第十七話 来襲
俺が村長に就任してからまず行ったことは役職づくりだ。スズハに聞くと、この村には村長という役職以外の役目が無いらしいからだ。
まず俺はスズハを副村長に任命し、俺の秘書的な役割をしてもらう事にした。そして俺に決闘を申し込んできた牙刃はこの村を防衛する騎士団の団長をしてもらう事にする。俺には負けたけれども、強さ的には瑠璃にも負けないほどだからね。そして商人たち、まぁ商人と言っても下町の店屋さんみたいな人たちなのだが―――をまとめる役を俺が兼任することにした。
あと、牙刃を押さえていた老狼は人間たちにも一目置かれていたほどの剣の達人らしいので、騎士団の育成隊長という役目を任せた。あ、ちなみに名前は狼鬼だそうだ。
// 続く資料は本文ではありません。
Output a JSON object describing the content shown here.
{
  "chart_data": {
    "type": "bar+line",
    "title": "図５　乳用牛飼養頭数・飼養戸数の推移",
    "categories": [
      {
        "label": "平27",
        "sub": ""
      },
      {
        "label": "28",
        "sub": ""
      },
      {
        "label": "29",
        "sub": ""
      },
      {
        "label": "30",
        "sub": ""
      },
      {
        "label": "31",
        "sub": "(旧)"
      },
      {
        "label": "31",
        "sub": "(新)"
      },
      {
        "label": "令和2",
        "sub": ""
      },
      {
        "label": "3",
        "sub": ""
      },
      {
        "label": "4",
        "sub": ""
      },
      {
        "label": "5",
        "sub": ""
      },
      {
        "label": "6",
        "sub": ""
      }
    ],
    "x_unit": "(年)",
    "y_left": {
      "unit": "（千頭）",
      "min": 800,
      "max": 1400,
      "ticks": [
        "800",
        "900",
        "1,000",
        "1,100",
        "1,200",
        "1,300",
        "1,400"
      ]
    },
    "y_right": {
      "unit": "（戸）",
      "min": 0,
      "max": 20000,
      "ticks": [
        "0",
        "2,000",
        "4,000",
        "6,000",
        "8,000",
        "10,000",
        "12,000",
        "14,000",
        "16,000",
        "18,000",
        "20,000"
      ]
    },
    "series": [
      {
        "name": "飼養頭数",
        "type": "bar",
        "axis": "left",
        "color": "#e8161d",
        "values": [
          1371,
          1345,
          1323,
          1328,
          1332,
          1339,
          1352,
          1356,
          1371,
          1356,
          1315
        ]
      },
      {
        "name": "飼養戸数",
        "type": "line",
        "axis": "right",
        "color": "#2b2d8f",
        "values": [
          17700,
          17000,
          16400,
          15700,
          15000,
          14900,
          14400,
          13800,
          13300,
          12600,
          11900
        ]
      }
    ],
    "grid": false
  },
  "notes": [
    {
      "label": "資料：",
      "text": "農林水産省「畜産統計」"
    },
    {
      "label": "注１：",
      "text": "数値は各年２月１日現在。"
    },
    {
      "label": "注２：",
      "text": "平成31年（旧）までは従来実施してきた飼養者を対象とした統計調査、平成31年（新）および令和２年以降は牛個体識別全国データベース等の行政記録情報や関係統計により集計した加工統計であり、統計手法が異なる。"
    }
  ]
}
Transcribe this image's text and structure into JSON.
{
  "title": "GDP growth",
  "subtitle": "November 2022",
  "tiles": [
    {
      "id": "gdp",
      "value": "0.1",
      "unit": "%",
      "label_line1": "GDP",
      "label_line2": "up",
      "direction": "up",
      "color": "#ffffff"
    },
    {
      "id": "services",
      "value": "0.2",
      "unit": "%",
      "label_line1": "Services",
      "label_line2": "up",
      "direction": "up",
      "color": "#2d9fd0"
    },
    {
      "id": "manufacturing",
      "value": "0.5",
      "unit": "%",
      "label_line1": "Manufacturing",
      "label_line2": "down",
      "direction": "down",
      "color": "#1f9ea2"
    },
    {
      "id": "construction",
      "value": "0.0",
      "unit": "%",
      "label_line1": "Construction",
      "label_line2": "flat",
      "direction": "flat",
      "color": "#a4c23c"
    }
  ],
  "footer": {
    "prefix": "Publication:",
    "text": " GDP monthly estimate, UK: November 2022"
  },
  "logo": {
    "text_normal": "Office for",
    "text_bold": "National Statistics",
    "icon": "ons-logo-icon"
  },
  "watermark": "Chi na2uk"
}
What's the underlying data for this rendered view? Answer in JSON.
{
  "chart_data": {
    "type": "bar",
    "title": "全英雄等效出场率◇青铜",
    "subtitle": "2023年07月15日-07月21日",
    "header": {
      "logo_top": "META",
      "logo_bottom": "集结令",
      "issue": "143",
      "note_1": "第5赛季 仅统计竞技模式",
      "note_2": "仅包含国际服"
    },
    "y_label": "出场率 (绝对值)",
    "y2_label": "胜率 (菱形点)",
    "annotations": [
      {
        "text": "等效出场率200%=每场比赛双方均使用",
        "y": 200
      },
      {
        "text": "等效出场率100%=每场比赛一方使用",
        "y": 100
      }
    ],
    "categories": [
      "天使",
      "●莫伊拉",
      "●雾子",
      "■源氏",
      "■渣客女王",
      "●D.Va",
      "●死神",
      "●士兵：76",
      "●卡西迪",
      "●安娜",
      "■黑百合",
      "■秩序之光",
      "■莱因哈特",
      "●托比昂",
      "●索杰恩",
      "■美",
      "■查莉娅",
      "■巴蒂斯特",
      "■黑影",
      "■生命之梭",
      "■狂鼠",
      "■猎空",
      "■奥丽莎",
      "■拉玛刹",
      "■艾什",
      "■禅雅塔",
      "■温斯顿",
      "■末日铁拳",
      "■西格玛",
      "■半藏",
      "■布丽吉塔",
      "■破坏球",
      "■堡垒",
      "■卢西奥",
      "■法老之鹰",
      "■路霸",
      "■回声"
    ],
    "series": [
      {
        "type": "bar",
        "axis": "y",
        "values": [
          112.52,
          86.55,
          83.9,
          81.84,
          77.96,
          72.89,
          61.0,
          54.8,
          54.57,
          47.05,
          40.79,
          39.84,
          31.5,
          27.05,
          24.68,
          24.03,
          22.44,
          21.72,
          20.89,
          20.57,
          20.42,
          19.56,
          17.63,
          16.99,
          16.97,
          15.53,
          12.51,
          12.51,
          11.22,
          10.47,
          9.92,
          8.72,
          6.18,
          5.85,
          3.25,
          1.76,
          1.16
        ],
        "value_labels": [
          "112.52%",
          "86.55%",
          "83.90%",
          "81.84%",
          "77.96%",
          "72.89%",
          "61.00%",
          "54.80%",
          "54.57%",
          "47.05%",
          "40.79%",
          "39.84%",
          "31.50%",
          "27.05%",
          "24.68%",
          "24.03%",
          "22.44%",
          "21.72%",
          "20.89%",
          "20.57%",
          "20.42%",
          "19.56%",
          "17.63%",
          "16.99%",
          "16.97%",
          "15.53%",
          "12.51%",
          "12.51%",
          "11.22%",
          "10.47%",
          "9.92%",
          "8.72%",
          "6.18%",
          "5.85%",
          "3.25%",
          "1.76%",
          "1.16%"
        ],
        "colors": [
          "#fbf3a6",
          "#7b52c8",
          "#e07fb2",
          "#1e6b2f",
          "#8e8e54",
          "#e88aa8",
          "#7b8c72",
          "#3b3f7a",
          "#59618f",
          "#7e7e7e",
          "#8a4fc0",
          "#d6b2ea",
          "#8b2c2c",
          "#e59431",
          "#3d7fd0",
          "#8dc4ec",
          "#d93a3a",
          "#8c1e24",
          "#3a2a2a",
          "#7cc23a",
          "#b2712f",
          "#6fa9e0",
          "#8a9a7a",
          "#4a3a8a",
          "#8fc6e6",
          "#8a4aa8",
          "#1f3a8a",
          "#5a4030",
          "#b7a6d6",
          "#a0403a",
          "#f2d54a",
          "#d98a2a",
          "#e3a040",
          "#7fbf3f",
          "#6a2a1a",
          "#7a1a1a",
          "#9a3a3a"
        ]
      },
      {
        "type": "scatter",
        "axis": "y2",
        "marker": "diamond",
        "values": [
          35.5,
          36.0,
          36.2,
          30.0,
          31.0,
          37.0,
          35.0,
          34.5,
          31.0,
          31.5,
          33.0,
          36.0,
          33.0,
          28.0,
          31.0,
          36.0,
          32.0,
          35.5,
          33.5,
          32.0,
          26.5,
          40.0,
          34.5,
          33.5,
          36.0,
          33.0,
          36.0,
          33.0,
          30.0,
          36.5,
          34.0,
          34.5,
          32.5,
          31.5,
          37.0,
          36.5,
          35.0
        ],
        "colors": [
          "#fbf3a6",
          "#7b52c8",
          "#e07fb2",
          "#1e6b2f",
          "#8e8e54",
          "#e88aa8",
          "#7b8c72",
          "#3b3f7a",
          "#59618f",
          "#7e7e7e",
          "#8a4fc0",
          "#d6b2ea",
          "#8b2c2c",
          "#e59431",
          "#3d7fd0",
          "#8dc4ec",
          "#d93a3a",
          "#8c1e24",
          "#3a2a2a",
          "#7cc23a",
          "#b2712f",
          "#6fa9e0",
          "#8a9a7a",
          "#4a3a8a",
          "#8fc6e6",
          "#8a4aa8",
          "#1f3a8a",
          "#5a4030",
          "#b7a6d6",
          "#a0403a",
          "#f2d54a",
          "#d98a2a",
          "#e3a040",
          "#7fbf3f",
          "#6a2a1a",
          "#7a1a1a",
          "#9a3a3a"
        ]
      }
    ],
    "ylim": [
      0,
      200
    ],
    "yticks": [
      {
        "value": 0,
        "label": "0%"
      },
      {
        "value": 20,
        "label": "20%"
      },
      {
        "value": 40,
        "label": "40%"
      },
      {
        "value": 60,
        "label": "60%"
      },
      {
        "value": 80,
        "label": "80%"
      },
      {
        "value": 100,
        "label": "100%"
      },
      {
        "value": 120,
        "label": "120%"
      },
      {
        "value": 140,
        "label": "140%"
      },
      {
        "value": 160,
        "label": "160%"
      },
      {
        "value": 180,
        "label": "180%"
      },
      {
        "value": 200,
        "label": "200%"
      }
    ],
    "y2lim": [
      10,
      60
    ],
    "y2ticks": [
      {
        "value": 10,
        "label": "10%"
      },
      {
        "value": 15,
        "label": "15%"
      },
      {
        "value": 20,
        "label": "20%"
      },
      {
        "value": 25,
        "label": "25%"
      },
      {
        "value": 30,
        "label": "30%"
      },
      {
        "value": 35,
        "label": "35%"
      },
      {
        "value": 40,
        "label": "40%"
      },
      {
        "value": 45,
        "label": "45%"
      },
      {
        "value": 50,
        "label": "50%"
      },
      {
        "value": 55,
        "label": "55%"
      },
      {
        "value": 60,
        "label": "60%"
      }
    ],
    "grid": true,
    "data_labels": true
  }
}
そういう事で、俺、スズハ、牙刃、狼鬼を合わせた四人がこの村―――フォルフ村のリーダー的立ち位置の「四長」という役職に就いた。
ちなみにフォルフ村という名前は俺がつけた。単純に狐と狼が住んでいるからだ。
そんなこんなで、村の改善を進めて数日。いつの間にか狼族が増えていた。最初は牙刃と狼鬼、牙哭の三人しかいなかったのだが、いつの間にか数十人はいる。
「なぁ、スズハ。何でこんなに狼族が増えているんだ?」
俺の家に作った事務室で俺はスズハに尋ねた。
「あぁ、ヒロキが村長になってからこの村が快適になったいうて狼族の若い衆が移住してきたらしいわ。今は全員が騎士団に参加してくれてるから村の警備は大丈夫やー、って牙刃が言うてたし」
そうなのか。まぁ、村の守りを固めることは大事だからな。それにしても牙刃も丸くなったものだ。俺に負けてからは、俺に対して一応の敬意を払っているしな。それに、俺がへし折ってしまった爪も、今はすでに生え変わっている。狼族の再生速度半端ないな。
そう話していると、ちょうどタイミングよく事務室の扉がノックされた。
「入れ」
先ほどまでの雑談のムードとは一転し、仕事モードに入った俺は真剣な声でノックした者を部屋に招き入れる。
「―――村長も板についてきたな主人」
「なんだ、ルクスだったのか。それでどうした?」
「なに、問題は無いと思うのだがな、人間たちが数十人この村に向かって歩いてきてるんだ。全員武装しているし。一応報告しに来た。どうする?」
なんかテンプレが来たよ。
「スズハ。四長を集めてくれ」
「わかった」
そうして四長+ルクスリアのメンバーで緊急会議が行われた。
「もし人間たちが攻めてきたのなら迎撃しなければいけないだろう」
これは牙刃。
「いや、迎撃するよりも話し合いで何とかならんもんかの?」
これは狼鬼。
「でも、一応迎撃準備はしといたら?一応村を守らなあかんし」
これはスズハ。
「「「村長。ご決断を」」」
「う、なら牙刃と狼鬼は迎撃準備をしてくれ。騎士団の初仕事だ。
「「御意」」
「それでスズハは俺と一緒に交渉だ」
「わかった」
そういう事で俺とスズハは人間たちと交渉するため村の外までやってきた。
「スズハは俺の後ろに。もし人間たちが何かしてきたら守るから」
俺は左わきに差した刀を叩きながらスズハに笑いかけた。
数分したら、遠くの方から何人もの馬に乗った騎士の様な人影が見えてきた。
「あなた方は何者だ!」
俺は遠くにいる騎士たちに叫びかける。すると騎士たちは俺たちの前で止まり、馬から降りて答えた。
「我らは誇り高きオルトゥス神聖国の聖騎士である。お前等に我々の奴隷となる機会を与えに来た。喜べ」
…典型的な人間至上主義で、自分達以外を見下している様な奴だな。すげぇイライラする。
「断る。神聖国だか何だか知らないが、お前らの奴隷になることなど望まない」
「なに!?貴様らの様な屑が我らに相対するというのか!良かろう。団員全員に告ぐ!我らの仕事はただいまよりこの村の殲滅へと変わった!」
その叫び声を皮切りに、神聖騎士団が動いた。
「そっちがその気なら―――騎士団!今が働き時だ!武功をあげろ!」
ウォーーーという叫び声と共に村の門が開き、中から武装した騎士団が神聖騎士団を迎え撃とうと走り出てきた。